The main components in the replicated queue manager are:

  • ReplicatedQueueManager: Core queue manager that wraps the default InMemoryQueueManager and handles event replication.
  • ReplicationStrategy: Interface for different replication implementations. If ReplicatedQueueManager is used, a ReplicationStrategy must be provided.

Currently, one implementation is provided: ReactiveMessagingReplicationStrategy, which uses MicroProfile Reactive Messaging with message brokers like Apache Kafka.

Quick Start

This section will get you up and running quickly with a ReplicatedQueueManager using the ReactiveMessagingReplicationStrategy set up to use Kafka as the message broker.

1. Add Dependencies

Core Module (Required)

Add the core replicated queue manager module to your project's pom.xml:

<dependency>
    <groupId>org.a2aproject.sdk</groupId>
    <artifactId>a2a-java-queue-manager-replicated-core</artifactId>
    <version>${a2a.version}</version>
</dependency>

The ReplicatedQueueManager is annotated in such a way that it should take precedence over the default InMemoryQueueManager. Hence, it is a drop-in replacement.

Replication Strategy Implementation (Required)

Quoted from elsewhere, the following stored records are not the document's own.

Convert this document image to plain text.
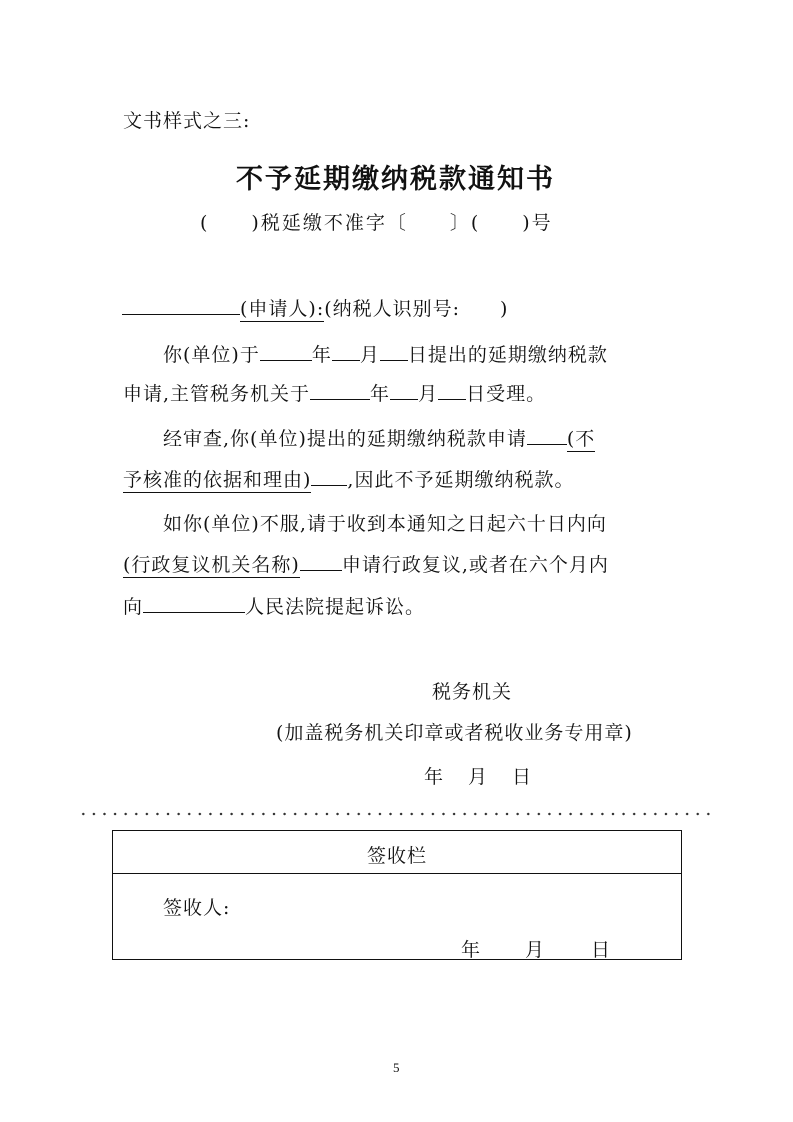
文书样式之三:
不予延期缴纳税款通知书
(　　)税延缴不准字〔　　〕(　　)号
(申请人):(纳税人识别号:　　)
你(单位)于	年 月 日提出的延期缴纳税款
申请,主管税务机关于	年 月 日受理。
经审查,你(单位)提出的延期缴纳税款申请 (不
予核准的依据和理由) ,因此不予延期缴纳税款。
如你(单位)不服,请于收到本通知之日起六十日内向
(行政复议机关名称) 申请行政复议,或者在六个月内
向	人民法院提起诉讼。
税务机关
(加盖税务机关印章或者税收业务专用章)
年　月　日
签收栏
签收人:
年 月 日
5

You must also include a replication strategy implementation. Currently, we provide one implementation using MicroProfile Reactive Messaging:

<dependency>
    <groupId>org.a2aproject.sdk</groupId>
    <artifactId>a2a-java-queue-manager-replication-mp-reactive</artifactId>
    <version>${a2a.version}</version>
</dependency>

2. Basic Configuration

Add to your application.properties:

# Configure the outgoing channel (QueueManager -> Kafka)
mp.messaging.outgoing.replicated-events-out.connector=smallrye-kafka
mp.messaging.outgoing.replicated-events-out.topic=replicated-events
mp.messaging.outgoing.replicated-events-out.value.serializer=org.apache.kafka.common.serialization.StringSerializer

# Configure the incoming channel (Kafka -> QueueManager)
mp.messaging.incoming.replicated-events-in.connector=smallrye-kafka
mp.messaging.incoming.replicated-events-in.topic=replicated-events
mp.messaging.incoming.replicated-events-in.value.deserializer=org.apache.kafka.common.serialization.StringDeserializer

The channel names replicated-events-in and replicated-events-out correspond to the @Incoming and @Channel annotations in the ReactiveMessagingReplicationStrategy.

3. Kafka Topic Setup

Ensure your Kafka broker has the topic configured:

# Create the replicated-events topic
kafka-topics.sh --create --topic replicated-events --bootstrap-server localhost:9092 --partitions 3 --replication-factor 1

Configuration

Kafka Configuration

Basic Settings

# Kafka broker configuration
kafka.bootstrap.servers=kafka-broker-1:9092,kafka-broker-2:9092

# Topic configuration
mp.messaging.outgoing.replicated-events-out.topic=my-replicated-events
mp.messaging.incoming.replicated-events-in.topic=my-replicated-events

# Consumer behavior
mp.messaging.incoming.replicated-events-in.auto.offset.reset=earliest

Advanced Settings

# Consumer group configuration (important for multiple A2A instances)
mp.messaging.incoming.replicated-events-in.group.id=a2a-instance-group

# Reliability configuration
mp.messaging.outgoing.replicated-events-out.acks=all
mp.messaging.outgoing.replicated-events-out.retries=3

# Performance tuning
mp.messaging.outgoing.replicated-events-out.batch.size=16384
mp.messaging.incoming.replicated-events-in.max.poll.records=500

# Serialization configuration
mp.messaging.outgoing.replicated-events-out.key.serializer=org.apache.kafka.common.serialization.StringSerializer
mp.messaging.incoming.replicated-events-in.key.deserializer=org.apache.kafka.common.serialization.StringDeserializer

Alternative Message Brokers

While Kafka is the primary tested message broker, Quarkus Reactive Messaging supports other brokers:

Apache Pulsar

mp.messaging.outgoing.replicated-events-out.connector=smallrye-pulsar
mp.messaging.incoming.replicated-events-in.connector=smallrye-pulsar
pulsar.client.serviceUrl=pulsar://localhost:6650

AMQP (RabbitMQ, etc.)

mp.messaging.outgoing.replicated-events-out.connector=smallrye-amqp
mp.messaging.incoming.replicated-events-in.connector=smallrye-amqp
amqp-host=localhost
amqp-port=5672

Note: Alternative message brokers have not been tested in this project yet.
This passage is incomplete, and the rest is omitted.